SINGAPORE – A jobless man who helped a licensed debt collector harass a debtor at his workplace was on Thursday (13 August) jailed for three days.
Koh Yew Ghee, 48, had filmed his friend Peh Chong Wee, 59, the sole proprietor of Guarantee Debts Collection Service, shouting loudly and blowing a whistle while dressed in a traditional Chinese funeral outfit and carrying a banner with the debtor’s face.
At the State Courts on Thursday, Koh pleaded guilty to two out of four charges of causing harassment by using threatening behaviour.

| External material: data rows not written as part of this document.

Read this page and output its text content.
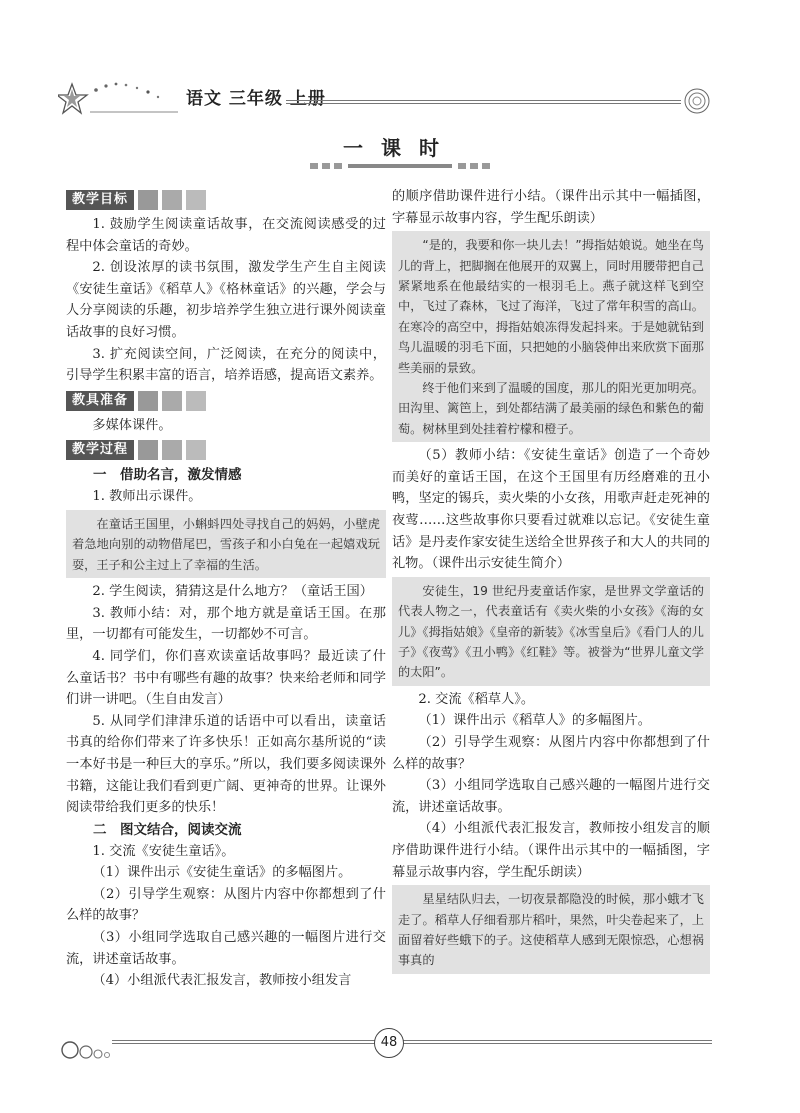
语文 三年级 上册
一课时
教学目标

1. 鼓励学生阅读童话故事，在交流阅读感受的过程中体会童话的奇妙。

2. 创设浓厚的读书氛围，激发学生产生自主阅读《安徒生童话》《稻草人》《格林童话》的兴趣，学会与人分享阅读的乐趣，初步培养学生独立进行课外阅读童话故事的良好习惯。

3. 扩充阅读空间，广泛阅读，在充分的阅读中，引导学生积累丰富的语言，培养语感，提高语文素养。

教具准备

多媒体课件。

教学过程
一　借助名言，激发情感

1. 教师出示课件。

在童话王国里，小蝌蚪四处寻找自己的妈妈，小壁虎着急地向别的动物借尾巴，雪孩子和小白兔在一起嬉戏玩耍，王子和公主过上了幸福的生活。

2. 学生阅读，猜猜这是什么地方？（童话王国）

3. 教师小结：对，那个地方就是童话王国。在那里，一切都有可能发生，一切都妙不可言。

4. 同学们，你们喜欢读童话故事吗？最近读了什么童话书？书中有哪些有趣的故事？快来给老师和同学们讲一讲吧。（生自由发言）

5. 从同学们津津乐道的话语中可以看出，读童话书真的给你们带来了许多快乐！正如高尔基所说的“读一本好书是一种巨大的享乐。”所以，我们要多阅读课外书籍，这能让我们看到更广阔、更神奇的世界。让课外阅读带给我们更多的快乐！

二　图文结合，阅读交流

1. 交流《安徒生童话》。

（1）课件出示《安徒生童话》的多幅图片。

（2）引导学生观察：从图片内容中你都想到了什么样的故事？

（3）小组同学选取自己感兴趣的一幅图片进行交流，讲述童话故事。

（4）小组派代表汇报发言，教师按小组发言

的顺序借助课件进行小结。（课件出示其中一幅插图，字幕显示故事内容，学生配乐朗读）

“是的，我要和你一块儿去！”拇指姑娘说。她坐在鸟儿的背上，把脚搁在他展开的双翼上，同时用腰带把自己紧紧地系在他最结实的一根羽毛上。燕子就这样飞到空中，飞过了森林，飞过了海洋，飞过了常年积雪的高山。在寒冷的高空中，拇指姑娘冻得发起抖来。于是她就钻到鸟儿温暖的羽毛下面，只把她的小脑袋伸出来欣赏下面那些美丽的景致。

终于他们来到了温暖的国度，那儿的阳光更加明亮。田沟里、篱笆上，到处都结满了最美丽的绿色和紫色的葡萄。树林里到处挂着柠檬和橙子。

（5）教师小结：《安徒生童话》创造了一个奇妙而美好的童话王国，在这个王国里有历经磨难的丑小鸭，坚定的锡兵，卖火柴的小女孩，用歌声赶走死神的夜莺……这些故事你只要看过就难以忘记。《安徒生童话》是丹麦作家安徒生送给全世界孩子和大人的共同的礼物。（课件出示安徒生简介）

安徒生，19 世纪丹麦童话作家，是世界文学童话的代表人物之一，代表童话有《卖火柴的小女孩》《海的女儿》《拇指姑娘》《皇帝的新装》《冰雪皇后》《看门人的儿子》《夜莺》《丑小鸭》《红鞋》等。被誉为“世界儿童文学的太阳”。

2. 交流《稻草人》。

（1）课件出示《稻草人》的多幅图片。

（2）引导学生观察：从图片内容中你都想到了什么样的故事？

（3）小组同学选取自己感兴趣的一幅图片进行交流，讲述童话故事。

（4）小组派代表汇报发言，教师按小组发言的顺序借助课件进行小结。（课件出示其中的一幅插图，字幕显示故事内容，学生配乐朗读）

星星结队归去，一切夜景都隐没的时候，那小蛾才飞走了。稻草人仔细看那片稻叶，果然，叶尖卷起来了，上面留着好些蛾下的子。这使稻草人感到无限惊恐，心想祸事真的

48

In sentencing, District Judge Marvin Bay noted that Koh was “an accessory to a histrionic performance by the co-accused who had been clad in traditional Chinese mourning garb, and performed actions calculated to embarrass and harass the debtor around the premises of an office environment”.
The judge added, “There is a need to ensure that persons acting at the behest of debt collection agencies be made mindful to always act within the framework allowed by law, and not descend to thuggish conduct and cause public disquiet by their pressure tactics.”
About the case
In April last year, Koh introduced a client to Peh. On 27 May, both men went to the debtor’s work address in Ang Mo Kio Avenue to collect the debt.

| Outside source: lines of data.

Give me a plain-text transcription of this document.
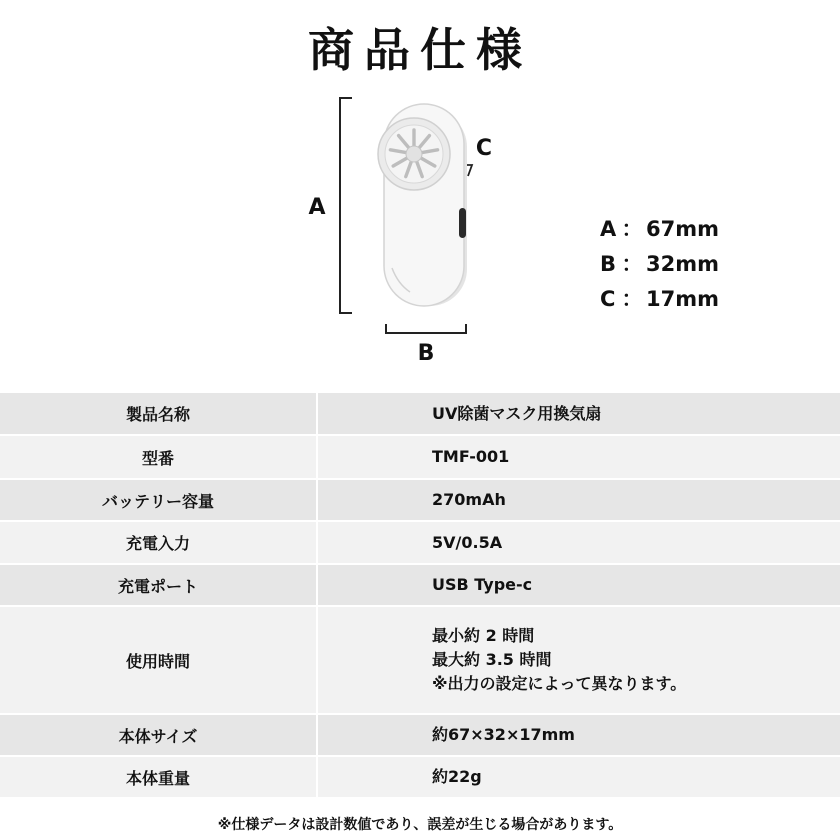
商品仕様
A
B
C
A ： 67mm
B ： 32mm
C ： 17mm
製品名称	UV除菌マスク用換気扇
型番	TMF-001
バッテリー容量	270mAh
充電入力	5V/0.5A
充電ポート	USB Type-c
使用時間	最小約 2 時間
最大約 3.5 時間
※出力の設定によって異なります。

本体サイズ	約67×32×17mm
本体重量	約22g
※仕様データは設計数値であり、誤差が生じる場合があります。
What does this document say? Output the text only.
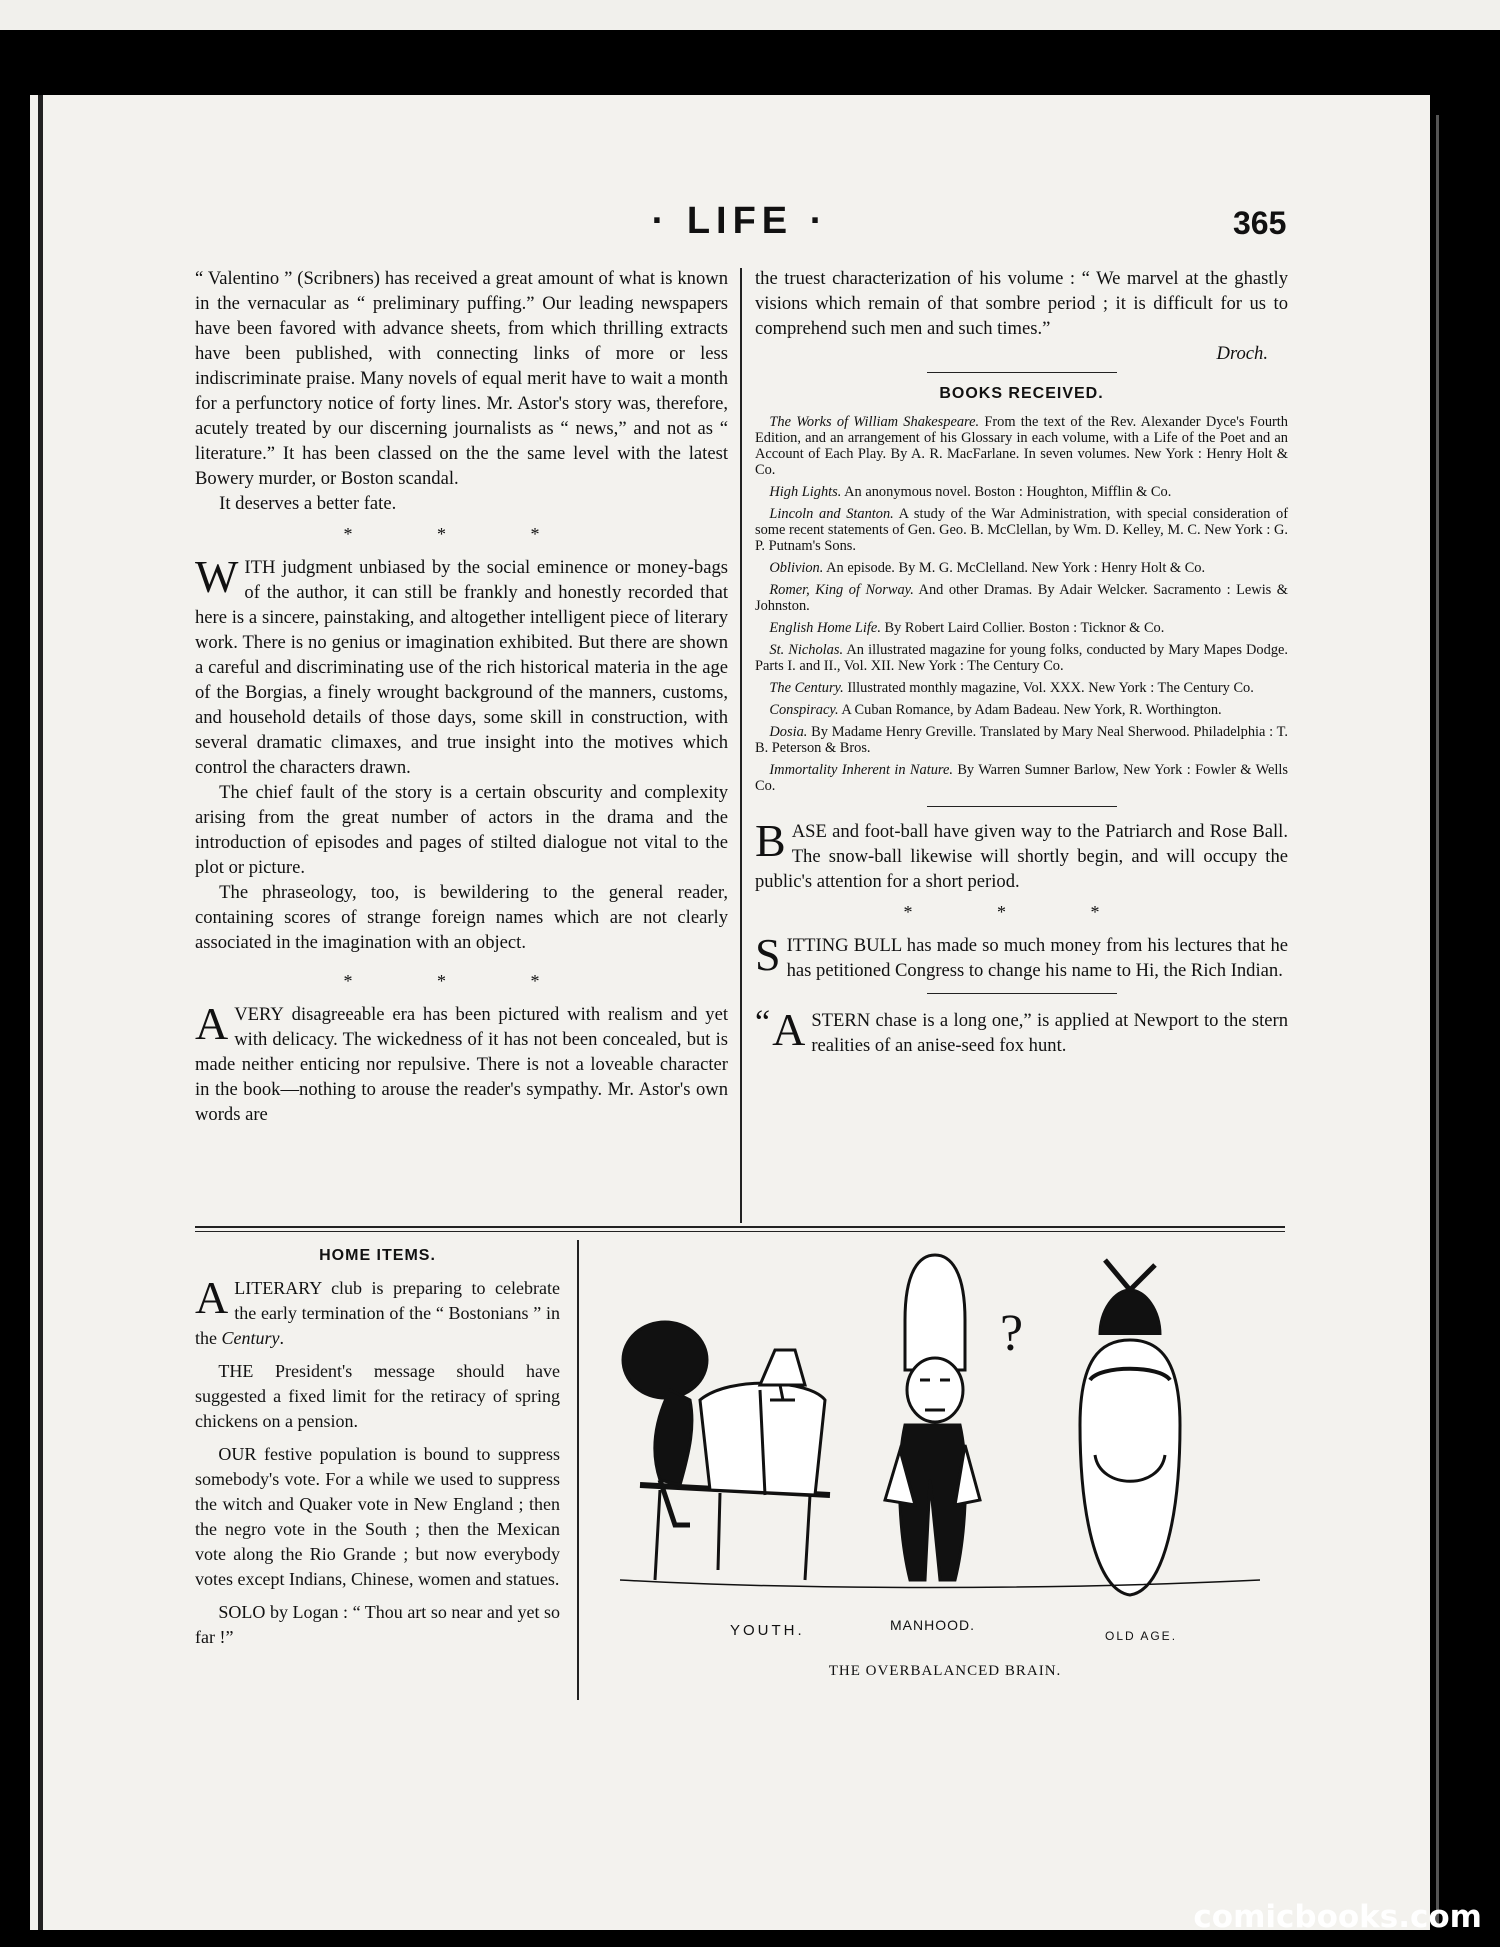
· LIFE ·	365

“ Valentino ” (Scribners) has received a great amount of what is known in the vernacular as “ preliminary puffing.” Our leading newspapers have been favored with advance sheets, from which thrilling extracts have been published, with connecting links of more or less indiscriminate praise. Many novels of equal merit have to wait a month for a perfunctory notice of forty lines. Mr. Astor's story was, therefore, acutely treated by our discerning journalists as “ news,” and not as “ literature.” It has been classed on the the same level with the latest Bowery murder, or Boston scandal.

It deserves a better fate.

* * *

WITH judgment unbiased by the social eminence or money-bags of the author, it can still be frankly and honestly recorded that here is a sincere, painstaking, and altogether intelligent piece of literary work. There is no genius or imagination exhibited. But there are shown a careful and discriminating use of the rich historical materia in the age of the Borgias, a finely wrought background of the manners, customs, and household details of those days, some skill in construction, with several dramatic climaxes, and true insight into the motives which control the characters drawn.

The chief fault of the story is a certain obscurity and complexity arising from the great number of actors in the drama and the introduction of episodes and pages of stilted dialogue not vital to the plot or picture.

The phraseology, too, is bewildering to the general reader, containing scores of strange foreign names which are not clearly associated in the imagination with an object.

* * *

AVERY disagreeable era has been pictured with realism and yet with delicacy. The wickedness of it has not been concealed, but is made neither enticing nor repulsive. There is not a loveable character in the book—nothing to arouse the reader's sympathy. Mr. Astor's own words are

the truest characterization of his volume : “ We marvel at the ghastly visions which remain of that sombre period ; it is difficult for us to comprehend such men and such times.”

Droch.

BOOKS RECEIVED.

The Works of William Shakespeare. From the text of the Rev. Alexander Dyce's Fourth Edition, and an arrangement of his Glossary in each volume, with a Life of the Poet and an Account of Each Play. By A. R. MacFarlane. In seven volumes. New York : Henry Holt & Co.

High Lights. An anonymous novel. Boston : Houghton, Mifflin & Co.

Lincoln and Stanton. A study of the War Administration, with special consideration of some recent statements of Gen. Geo. B. McClellan, by Wm. D. Kelley, M. C. New York : G. P. Putnam's Sons.

Oblivion. An episode. By M. G. McClelland. New York : Henry Holt & Co.

Romer, King of Norway. And other Dramas. By Adair Welcker. Sacramento : Lewis & Johnston.

English Home Life. By Robert Laird Collier. Boston : Ticknor & Co.

St. Nicholas. An illustrated magazine for young folks, conducted by Mary Mapes Dodge. Parts I. and II., Vol. XII. New York : The Century Co.

The Century. Illustrated monthly magazine, Vol. XXX. New York : The Century Co.

Conspiracy. A Cuban Romance, by Adam Badeau. New York, R. Worthington.

Dosia. By Madame Henry Greville. Translated by Mary Neal Sherwood. Philadelphia : T. B. Peterson & Bros.

Immortality Inherent in Nature. By Warren Sumner Barlow, New York : Fowler & Wells Co.

BASE and foot-ball have given way to the Patriarch and Rose Ball. The snow-ball likewise will shortly begin, and will occupy the public's attention for a short period.

* * *

SITTING BULL has made so much money from his lectures that he has petitioned Congress to change his name to Hi, the Rich Indian.

“ A STERN chase is a long one,” is applied at Newport to the stern realities of an anise-seed fox hunt.

HOME ITEMS.

A LITERARY club is preparing to celebrate the early termination of the “ Bostonians ” in the Century.

THE President's message should have suggested a fixed limit for the retiracy of spring chickens on a pension.

OUR festive population is bound to suppress somebody's vote. For a while we used to suppress the witch and Quaker vote in New England ; then the negro vote in the South ; then the Mexican vote along the Rio Grande ; but now everybody votes except Indians, Chinese, women and statues.

SOLO by Logan : “ Thou art so near and yet so far !”

?
YOUTH.	MANHOOD.
OLD AGE.
THE OVERBALANCED BRAIN.
comicbooks.com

The company’s HR manager heard shouting along the corridor and opened the door. Koh and Peh entered, and Peh shouted for the debtor. Koh helped to translate what Peh said in Mandarin into English and also shouted loudly.
When the manager said the debtor wasn’t in, Peh banged on the front desk forcefully. The manager asked them to leave, but Peh instead lay down on the floor.
The manager then called the police for help. Officers advised the duo to keep the peace and settle the matter amicably, and Koh and Peh then left.
Four days later, the two men returned. This time, the manager heard a whistling sound and stepped out of the office to see Koh and Peh.
Peh was dressed in a traditional Chinese funeral outfit and carried a banner with the debtor’s face printed on it. The words on the banner demanded that the debtor return the money he owed. Peh was also blowing a whistle and shouted loudly while walking along the corridor.
Koh recorded a video of Peh’s antics, which attracted a commotion outside the debtor’s office.
A colleague called the police, but Koh and Peh left before officers arrived.
For each of his proceeded harassment charges, Koh could have been fined up to $5,000 and also jailed up to six months.
Meanwhile, Peh was jailed for five weeks for his offences in January.